22 Chapelfield Park (Tower and Wall)

Map
Introduction
Report
Conservation Plan
Photographs

Outer side of Tower
[1] The outer side of the tower from the north west.

Introduction

At Chapel Field the surviving section of wall stands on the west side of the Gardens and forms the boundary between the park and the dual carriageway of the inner ring road that is built over the line of the outer ditch. The ground here is relatively level and the standing wall runs from north west to south east with a slight outward curve. It was part of the defences between St Giles' Gate and St Stephens' Gate. From St Giles' to the site of the gateway at St Stephens is about 655 metres ... the single longest stretch of the wall on the circuit of the defences. There were 6 intermediate towers between the gates and the 14th-century Custom Roll indicates that there were 229 battlements on this section.

The surviving section of the wall at Chapel Field is 137 metres long and at its north end incorporates a substantial part of the 3rd intermediate tower. The wall is 4.75 metres at the highest point but all of the parapet (probably about 2 metres high) and, in some sections, much of the upper part of the wall itself has been lost. The tower too has lost its crenellated parapet but still stands slightly higher than the wall at 5.6 metres. [1] A number of loops in brick and many of the brick-lined putlog holes from the original scaffolding survive.

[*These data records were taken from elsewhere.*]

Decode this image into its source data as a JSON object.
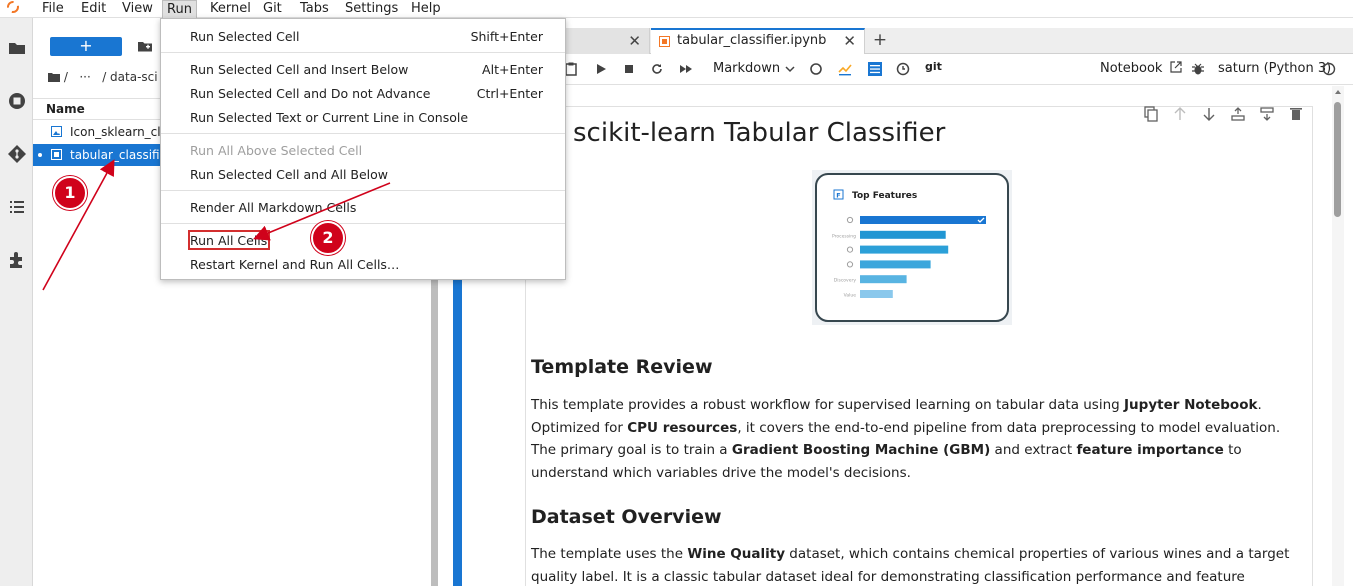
{
  "menubar": {
    "items": [
      "File",
      "Edit",
      "View",
      "Run",
      "Kernel",
      "Git",
      "Tabs",
      "Settings",
      "Help"
    ]
  },
  "filebrowser": {
    "new_label": "+",
    "breadcrumb": "/   ···   / data-sci",
    "name_header": "Name",
    "files": [
      {
        "name": "Icon_sklearn_cl"
      },
      {
        "name": "tabular_classifie"
      }
    ]
  },
  "tabs": [
    {
      "label": ""
    },
    {
      "label": "tabular_classifier.ipynb"
    }
  ],
  "toolbar": {
    "cell_type": "Markdown",
    "git_label": "git",
    "notebook_label": "Notebook",
    "kernel_label": "saturn (Python 3)"
  },
  "run_menu": {
    "items": [
      {
        "label": "Run Selected Cell",
        "shortcut": "Shift+Enter"
      },
      {
        "label": "Run Selected Cell and Insert Below",
        "shortcut": "Alt+Enter"
      },
      {
        "label": "Run Selected Cell and Do not Advance",
        "shortcut": "Ctrl+Enter"
      },
      {
        "label": "Run Selected Text or Current Line in Console",
        "shortcut": ""
      },
      {
        "label": "Run All Above Selected Cell",
        "shortcut": ""
      },
      {
        "label": "Run Selected Cell and All Below",
        "shortcut": ""
      },
      {
        "label": "Render All Markdown Cells",
        "shortcut": ""
      },
      {
        "label": "Run All Cells",
        "shortcut": ""
      },
      {
        "label": "Restart Kernel and Run All Cells…",
        "shortcut": ""
      }
    ]
  },
  "notebook": {
    "title": "scikit-learn Tabular Classifier",
    "image": {
      "heading": "Top Features",
      "row_labels": [
        "",
        "Processing",
        "",
        "",
        "Discovery",
        "Value"
      ],
      "bar_values": [
        1.0,
        0.68,
        0.7,
        0.56,
        0.37,
        0.26
      ]
    },
    "section1": {
      "heading": "Template Review",
      "p1a": "This template provides a robust workflow for supervised learning on tabular data using ",
      "p1b": "Jupyter Notebook",
      "p1c": ". Optimized for ",
      "p1d": "CPU resources",
      "p1e": ", it covers the end-to-end pipeline from data preprocessing to model evaluation. The primary goal is to train a ",
      "p1f": "Gradient Boosting Machine (GBM)",
      "p1g": " and extract ",
      "p1h": "feature importance",
      "p1i": " to understand which variables drive the model's decisions."
    },
    "section2": {
      "heading": "Dataset Overview",
      "p2a": "The template uses the ",
      "p2b": "Wine Quality",
      "p2c": " dataset, which contains chemical properties of various wines and a target quality label. It is a classic tabular dataset ideal for demonstrating classification performance and feature ranking."
    }
  },
  "annotations": {
    "badge1": "1",
    "badge2": "2"
  },
  "colors": {
    "accent": "#1976d2",
    "annotation_red": "#d0021b"
  }
}
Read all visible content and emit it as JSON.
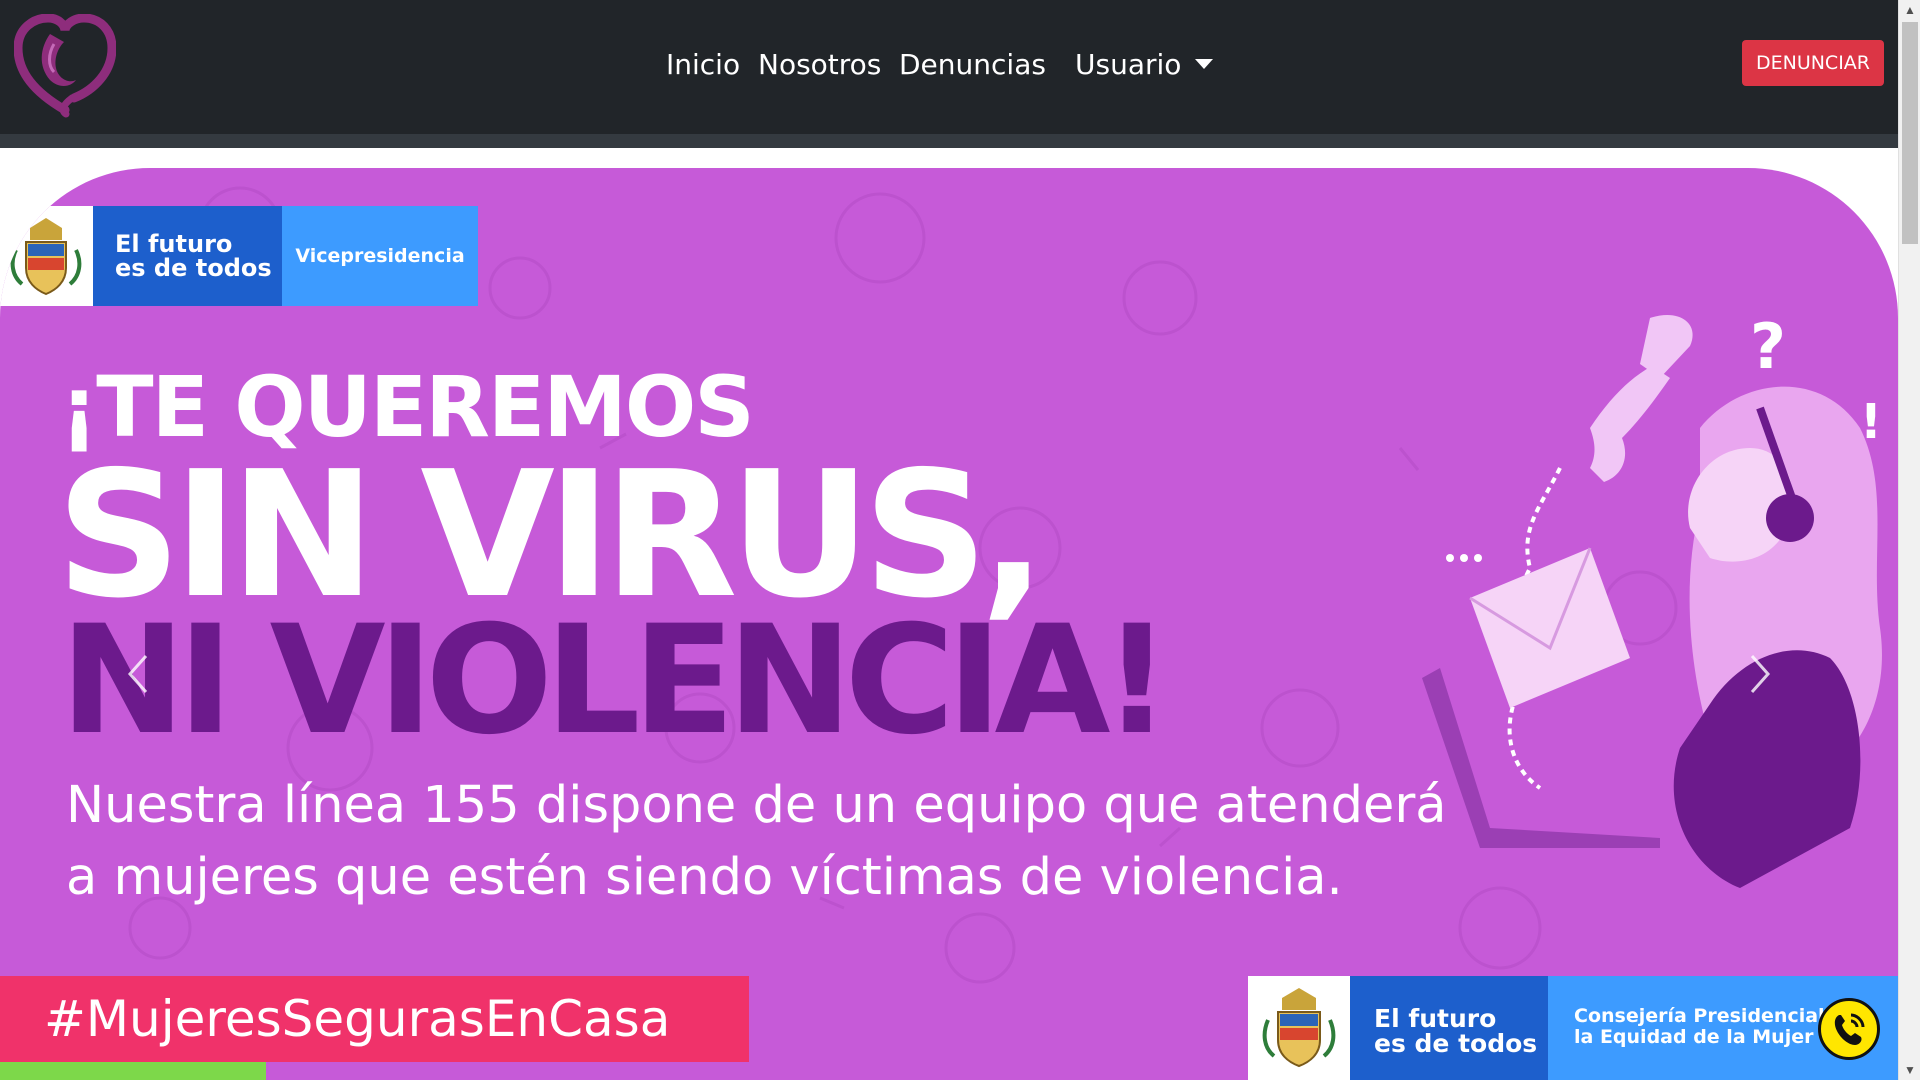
{
  "navbar": {
    "logo_icon": "heart-woman-logo-icon",
    "links": {
      "inicio": "Inicio",
      "nosotros": "Nosotros",
      "denuncias": "Denuncias",
      "usuario": "Usuario"
    },
    "cta_label": "DENUNCIAR",
    "cta_color": "#dc3545",
    "bg_color": "#212529"
  },
  "banner": {
    "bg_color": "#c65ad8",
    "gov_top": {
      "line1": "El futuro",
      "line2": "es de todos",
      "right_label": "Vicepresidencia"
    },
    "headline_1": "¡TE QUEREMOS",
    "headline_2": "SIN VIRUS,",
    "headline_3": "NI VIOLENCIA!",
    "body_line_1": "Nuestra línea 155 dispone de un equipo que atenderá",
    "body_line_2": "a mujeres que estén siendo víctimas de violencia.",
    "hashtag": "#MujeresSegurasEnCasa",
    "gov_bottom": {
      "line1": "El futuro",
      "line2": "es de todos",
      "right_line1": "Consejería Presidencial",
      "right_line2": "la Equidad de la Mujer"
    }
  },
  "scrollbar": {
    "up": "▲",
    "down": "▼"
  }
}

The wall has a number of arches or narrow gates through it but these all date from the 19th century when houses were built hard against the outer face of the wall, over the line of the ditch. These houses had private access to the park by way of these gateways cut through the wall. The demolition of these house in the 1970s damaged much of the outer face of the wall but there is evidence to suggest that the wall is approximately the same width as the medieval wall. Certainly, there is no evidence for there having been an internal arcade on this section to support a wider wall walk. Some of the construction details of the wall, for instance the way that the side bricks of the putlogs are laid flat rather than vertically, are different from other sections.

Documentary evidence suggests that this could be one of the first sections of the flint wall to be built and it may date from about 1253. It is now known that parts of the Saxon and Norman settlement of Norwich had been protected by a ditch and bank and many of the principle streets were laid out then. However, although the site if not the structure of many of the gates may have dated from the 12th century, the city was not enclosed by a continuous defensive system. It was not until 1253 that the citizens of Norwich were granted a licence by Henry III to enclose the city and even then, it is generally believed that the flint-built wall was not begun until the raising of the first murage tax in 1294. [Fitch page v and page viii] However, a document refers specifically to a wall, rather than a ditch, in Chapel Field about 1256 (16th Edward I) which may suggest that by then a palisade on the bank may have been replaced with a flint wall.